Department of Pulmonary and Critical Care Medicine, The Central Hospital of Wuhan, Tongji Medical College, Huazhong University of Science and Technology, Wuhan, China.
J Clin Pharm Ther. 2022 Nov;47(11):1775-1782. doi: 10.1111/jcpt.13732. Epub 2022 Jul 18.
Camrelizumab, a humanized monoclonal programmed cell death protein-1 antibody independently developed by China, is introduced as a treatment selection for non-small cell lung cancer (NSCLC). This study aimed to evaluate the efficacy and safety of camrelizumab plus chemotherapy in treating advanced non-squamous NSCLC patients.
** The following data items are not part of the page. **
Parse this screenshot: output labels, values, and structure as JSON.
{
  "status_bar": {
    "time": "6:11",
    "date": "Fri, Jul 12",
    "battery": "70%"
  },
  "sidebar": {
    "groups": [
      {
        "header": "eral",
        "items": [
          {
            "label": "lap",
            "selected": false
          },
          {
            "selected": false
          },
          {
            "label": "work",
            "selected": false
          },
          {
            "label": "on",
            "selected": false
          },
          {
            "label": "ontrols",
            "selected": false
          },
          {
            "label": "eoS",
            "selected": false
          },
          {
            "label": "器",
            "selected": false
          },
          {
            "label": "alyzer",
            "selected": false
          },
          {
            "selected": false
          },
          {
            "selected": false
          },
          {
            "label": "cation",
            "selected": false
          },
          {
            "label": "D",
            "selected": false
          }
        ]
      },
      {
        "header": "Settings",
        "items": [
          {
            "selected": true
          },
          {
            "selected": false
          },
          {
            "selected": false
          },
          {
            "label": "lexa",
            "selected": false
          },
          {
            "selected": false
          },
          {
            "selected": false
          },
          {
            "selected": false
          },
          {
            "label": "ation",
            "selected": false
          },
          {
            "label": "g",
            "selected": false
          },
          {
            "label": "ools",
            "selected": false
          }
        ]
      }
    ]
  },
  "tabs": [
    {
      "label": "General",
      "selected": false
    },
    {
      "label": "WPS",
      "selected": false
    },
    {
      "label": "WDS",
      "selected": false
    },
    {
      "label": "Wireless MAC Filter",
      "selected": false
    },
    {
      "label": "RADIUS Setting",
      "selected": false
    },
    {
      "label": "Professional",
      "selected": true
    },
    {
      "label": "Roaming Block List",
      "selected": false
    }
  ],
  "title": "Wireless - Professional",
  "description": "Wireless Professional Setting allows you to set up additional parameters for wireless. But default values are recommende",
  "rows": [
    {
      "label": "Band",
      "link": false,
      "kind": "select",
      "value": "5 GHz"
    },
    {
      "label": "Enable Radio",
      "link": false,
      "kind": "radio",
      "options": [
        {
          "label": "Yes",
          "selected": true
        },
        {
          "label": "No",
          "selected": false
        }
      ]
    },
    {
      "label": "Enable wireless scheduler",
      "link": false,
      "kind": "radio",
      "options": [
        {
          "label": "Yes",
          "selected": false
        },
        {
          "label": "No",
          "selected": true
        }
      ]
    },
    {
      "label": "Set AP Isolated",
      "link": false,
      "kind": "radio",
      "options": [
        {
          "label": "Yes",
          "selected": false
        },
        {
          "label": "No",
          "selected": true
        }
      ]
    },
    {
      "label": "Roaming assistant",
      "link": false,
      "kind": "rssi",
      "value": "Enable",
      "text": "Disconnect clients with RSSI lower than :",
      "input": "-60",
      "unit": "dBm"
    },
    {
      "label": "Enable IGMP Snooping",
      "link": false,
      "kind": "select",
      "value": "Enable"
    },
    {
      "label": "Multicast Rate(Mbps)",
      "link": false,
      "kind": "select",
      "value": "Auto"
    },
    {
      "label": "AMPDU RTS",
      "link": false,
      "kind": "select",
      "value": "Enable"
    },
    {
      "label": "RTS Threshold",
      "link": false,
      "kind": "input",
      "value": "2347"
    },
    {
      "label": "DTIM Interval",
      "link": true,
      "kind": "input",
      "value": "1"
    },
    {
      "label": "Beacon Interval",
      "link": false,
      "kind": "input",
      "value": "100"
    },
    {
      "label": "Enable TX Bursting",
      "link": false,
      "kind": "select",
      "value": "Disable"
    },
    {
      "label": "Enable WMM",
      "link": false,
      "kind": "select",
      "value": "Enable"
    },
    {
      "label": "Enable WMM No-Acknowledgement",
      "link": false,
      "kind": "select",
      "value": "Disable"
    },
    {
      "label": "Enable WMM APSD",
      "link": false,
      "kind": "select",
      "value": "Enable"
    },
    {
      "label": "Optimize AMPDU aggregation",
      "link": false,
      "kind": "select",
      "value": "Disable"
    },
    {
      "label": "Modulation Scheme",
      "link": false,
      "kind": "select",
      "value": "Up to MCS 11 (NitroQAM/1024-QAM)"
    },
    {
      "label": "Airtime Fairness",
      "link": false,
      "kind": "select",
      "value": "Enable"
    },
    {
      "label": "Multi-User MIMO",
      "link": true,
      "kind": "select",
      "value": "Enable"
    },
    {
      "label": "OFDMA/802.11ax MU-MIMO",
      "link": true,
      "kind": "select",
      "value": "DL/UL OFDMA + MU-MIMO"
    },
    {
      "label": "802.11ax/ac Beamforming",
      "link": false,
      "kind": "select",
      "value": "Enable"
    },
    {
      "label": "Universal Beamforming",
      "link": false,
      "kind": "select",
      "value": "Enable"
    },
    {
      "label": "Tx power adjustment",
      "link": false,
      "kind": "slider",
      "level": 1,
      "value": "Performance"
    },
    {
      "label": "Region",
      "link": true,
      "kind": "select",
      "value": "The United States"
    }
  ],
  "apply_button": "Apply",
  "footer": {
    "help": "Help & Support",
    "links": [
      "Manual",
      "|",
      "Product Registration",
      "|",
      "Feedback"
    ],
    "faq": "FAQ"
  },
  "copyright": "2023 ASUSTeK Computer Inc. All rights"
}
This study retrospectively analysed 31 driver-gene-negative advanced non-squamous NSCLC patients who received a 21-day therapy cycle for four cycles of camrelizumab (intravenous injection, 200 mg/cycle) plus carboplatin and pemetrexed (CP) chemotherapy, followed by maintenance therapy using camrelizumab or pemetrexed or camrelizumab plus pemetrexed. Another 40 patients who underwent CP chemotherapy were retrieved as control group.
The objective response rate (ORR) was elevated in camrelizumab plus CP group compared to CP group (58.1% vs. 32.5%, p = 0.031), while disease control rate (DCR) was of no difference between those two groups (83.9% vs. 72.5%, p = 0.255). Camrelizumab plus CP achieved a prolonged PFS compared with CP alone (median: 11.0 (95% CI: 9.1-12.9) months versus 7.2 (95% CI: 5.1-9.3) months, p = 0.026), also realized an increasing OS trend (without statistical significance; 19.3 (95% CI: 15.4-23.2) months versus 15.1 (95% CI: 13.9-16.3) months, p = 0.093). Further multivariate Cox's regression analysis exhibited that camrelizumab plus CP (vs. CP) independently related to prolonged PFS (p < 0.001) and OS (p = 0.027). Moreover, the most common adverse events related to camrelizumab plus CP were fatigue (45.2%), peripheral neuropathy (35.5%), nausea and vomiting (35.5%); furthermore, most adverse events were controllable.
Camrelizumab plus chemotherapy exhibits good efficacy and manageable adverse events in treating advanced non-squamous NSCLC patients.
Camrelizumab 是一种由中国自主开发的人源化单克隆程序性死亡蛋白-1 抗体,被引入用于治疗非小细胞肺癌(NSCLC)。本研究旨在评估 Camrelizumab 联合化疗治疗晚期非鳞状 NSCLC 患者的疗效和安全性。
本研究回顾性分析了 31 例驱动基因阴性的晚期非鳞状 NSCLC 患者,他们接受了 21 天治疗周期的 4 个周期 Camrelizumab(静脉注射,200mg/周期)联合卡铂和培美曲塞(CP)化疗,随后使用 Camrelizumab 或培美曲塞或 Camrelizumab 联合培美曲塞进行维持治疗。另选取 40 例接受 CP 化疗的患者作为对照组。
Camrelizumab 联合 CP 组的客观缓解率(ORR)高于 CP 组(58.1%比 32.5%,p=0.031),而两组的疾病控制率(DCR)无差异(83.9%比 72.5%,p=0.255)。Camrelizumab 联合 CP 组与 CP 单药组相比,无进展生存期(PFS)延长(中位数:11.0(95%CI:9.1-12.9)个月比 7.2(95%CI:5.1-9.3)个月,p=0.026),总生存期(OS)也呈现出延长的趋势(无统计学意义;19.3(95%CI:15.4-23.2)个月比 15.1(95%CI:13.9-16.3)个月,p=0.093)。进一步的多变量 Cox 回归分析表明,Camrelizumab 联合 CP(与 CP 相比)独立与延长 PFS(p<0.001)和 OS(p=0.027)相关。此外,Camrelizumab 联合 CP 最常见的相关不良反应是疲劳(45.2%)、周围神经病变(35.5%)、恶心和呕吐(35.5%);此外,大多数不良反应是可控的。
Camrelizumab 联合化疗治疗晚期非鳞状 NSCLC 患者具有良好的疗效和可管理的不良反应。